Fireworks displays can be a wonderful opportunity to create powerful photographs. My goal is to break away from the traditional imagery and capture something totally unique. To get started you just need three essential pieces of gear. My typical setup for photographing fireworks is a tripod and ballhead, a DSLR camera, and a telephoto zoom lens. While I shoot with a focal length of 70-200mm, just about any medium telephoto lens will do. You'll be doing a lot of shooting, so a full battery and empty memory card are also recommended.
In order to experiment with different effects, you will need a slow shutter speed. My exposures typically fall into a range of 1 or 2 seconds. With the shutter open for a longer period of time, it gives me an opportunity to manipulate the lens, move the camera, and manually adjust focus. You still need to work quickly, but this is where the tripod helps. With the camera supported, you have your hands free to make adjustments.
Using a medium telephoto zoom lens is my chosen method as it allows you to actually zoom in and out during the exposure. This can yield some otherworldly effects and streaks of light. I sometimes start recording photos at 200mm, then twist the lens back to 70mm. Some captures start at 70mm, and end at 150mm or longer. Since this is not a method we normally use in photography, it can seem a bit awkward at first, and may require some practice to make it a smooth motion.

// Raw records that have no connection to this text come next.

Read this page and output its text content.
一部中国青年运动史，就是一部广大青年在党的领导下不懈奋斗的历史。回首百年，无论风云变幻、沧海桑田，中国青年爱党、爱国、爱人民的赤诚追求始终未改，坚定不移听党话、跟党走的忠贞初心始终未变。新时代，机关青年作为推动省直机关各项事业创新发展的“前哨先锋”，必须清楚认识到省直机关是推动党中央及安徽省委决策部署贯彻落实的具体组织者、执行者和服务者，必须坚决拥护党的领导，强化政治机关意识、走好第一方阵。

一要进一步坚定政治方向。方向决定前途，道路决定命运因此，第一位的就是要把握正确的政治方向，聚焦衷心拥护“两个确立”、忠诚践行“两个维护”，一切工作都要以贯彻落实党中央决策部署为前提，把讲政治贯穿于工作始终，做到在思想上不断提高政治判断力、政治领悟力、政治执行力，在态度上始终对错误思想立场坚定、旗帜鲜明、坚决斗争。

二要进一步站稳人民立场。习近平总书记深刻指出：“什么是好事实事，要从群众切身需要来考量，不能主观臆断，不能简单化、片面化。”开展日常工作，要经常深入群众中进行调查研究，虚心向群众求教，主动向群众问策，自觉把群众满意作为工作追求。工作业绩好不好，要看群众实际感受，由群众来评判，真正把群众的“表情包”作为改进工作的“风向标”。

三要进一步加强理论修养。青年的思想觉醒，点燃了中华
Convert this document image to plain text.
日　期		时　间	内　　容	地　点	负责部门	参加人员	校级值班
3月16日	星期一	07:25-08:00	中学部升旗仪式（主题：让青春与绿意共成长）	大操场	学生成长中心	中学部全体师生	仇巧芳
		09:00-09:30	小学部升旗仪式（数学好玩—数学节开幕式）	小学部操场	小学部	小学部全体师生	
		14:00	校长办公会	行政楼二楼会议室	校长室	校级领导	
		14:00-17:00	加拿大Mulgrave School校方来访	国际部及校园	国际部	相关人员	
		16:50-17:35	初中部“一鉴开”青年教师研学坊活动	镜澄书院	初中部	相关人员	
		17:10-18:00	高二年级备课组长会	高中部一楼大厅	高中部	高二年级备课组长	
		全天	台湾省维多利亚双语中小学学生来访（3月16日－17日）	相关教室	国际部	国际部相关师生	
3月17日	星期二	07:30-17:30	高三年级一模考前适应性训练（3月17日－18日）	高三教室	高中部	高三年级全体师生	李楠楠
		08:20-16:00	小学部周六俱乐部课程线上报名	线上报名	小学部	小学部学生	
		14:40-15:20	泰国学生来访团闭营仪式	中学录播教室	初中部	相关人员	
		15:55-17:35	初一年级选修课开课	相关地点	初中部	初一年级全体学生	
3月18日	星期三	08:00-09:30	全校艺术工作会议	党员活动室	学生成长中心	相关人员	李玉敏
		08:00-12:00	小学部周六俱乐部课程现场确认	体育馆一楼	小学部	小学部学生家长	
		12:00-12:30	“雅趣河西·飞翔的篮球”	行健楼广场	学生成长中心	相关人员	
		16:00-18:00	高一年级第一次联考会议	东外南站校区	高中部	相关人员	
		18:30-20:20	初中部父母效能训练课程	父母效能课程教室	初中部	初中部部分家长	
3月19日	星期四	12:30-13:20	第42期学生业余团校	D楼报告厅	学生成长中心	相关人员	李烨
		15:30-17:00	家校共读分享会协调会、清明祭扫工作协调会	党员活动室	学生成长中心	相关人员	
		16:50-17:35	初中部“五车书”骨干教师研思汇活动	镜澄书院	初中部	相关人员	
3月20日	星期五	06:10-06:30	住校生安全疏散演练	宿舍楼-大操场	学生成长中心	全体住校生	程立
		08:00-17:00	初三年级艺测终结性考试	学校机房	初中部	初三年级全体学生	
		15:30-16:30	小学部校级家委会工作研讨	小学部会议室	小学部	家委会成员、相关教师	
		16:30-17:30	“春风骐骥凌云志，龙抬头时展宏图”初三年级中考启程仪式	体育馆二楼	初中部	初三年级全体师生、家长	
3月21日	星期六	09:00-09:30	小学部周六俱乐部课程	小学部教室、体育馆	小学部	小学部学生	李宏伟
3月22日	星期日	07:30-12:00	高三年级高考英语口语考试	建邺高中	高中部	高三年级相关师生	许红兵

Since it's typically quite dark during fireworks displays, I always focus manually. While autofocus on today's most sophisticated DSLRs could actually work, I find that manual focus provides more creative control.
Besides zooming in and out, you can also adjust the focus so an exposure starts in sharp focus, and is then twisted out of focus. The result is a soft glow of color around sharper details. Again, there is no right or wrong method here. Success ratios are the last thing on my mind, as the goal is to create something totally out of this world.
Although my camera is on a tripod, I try to purposely move it during the exposure. To do this, simply pick it up and walk a few inches in any direction. While unconventional, the results can be quite interesting.
The landscape painter Bob Ross used to say "We don't make mistakes, just happy accidents". The same is true with this kind of photography. This is a terrific opportunity to work outside of the guidelines and let your creativity flow. The more rules you break during this process, the better. Best of all, you can do this from your own backyard. Have fun, be safe, and enjoy!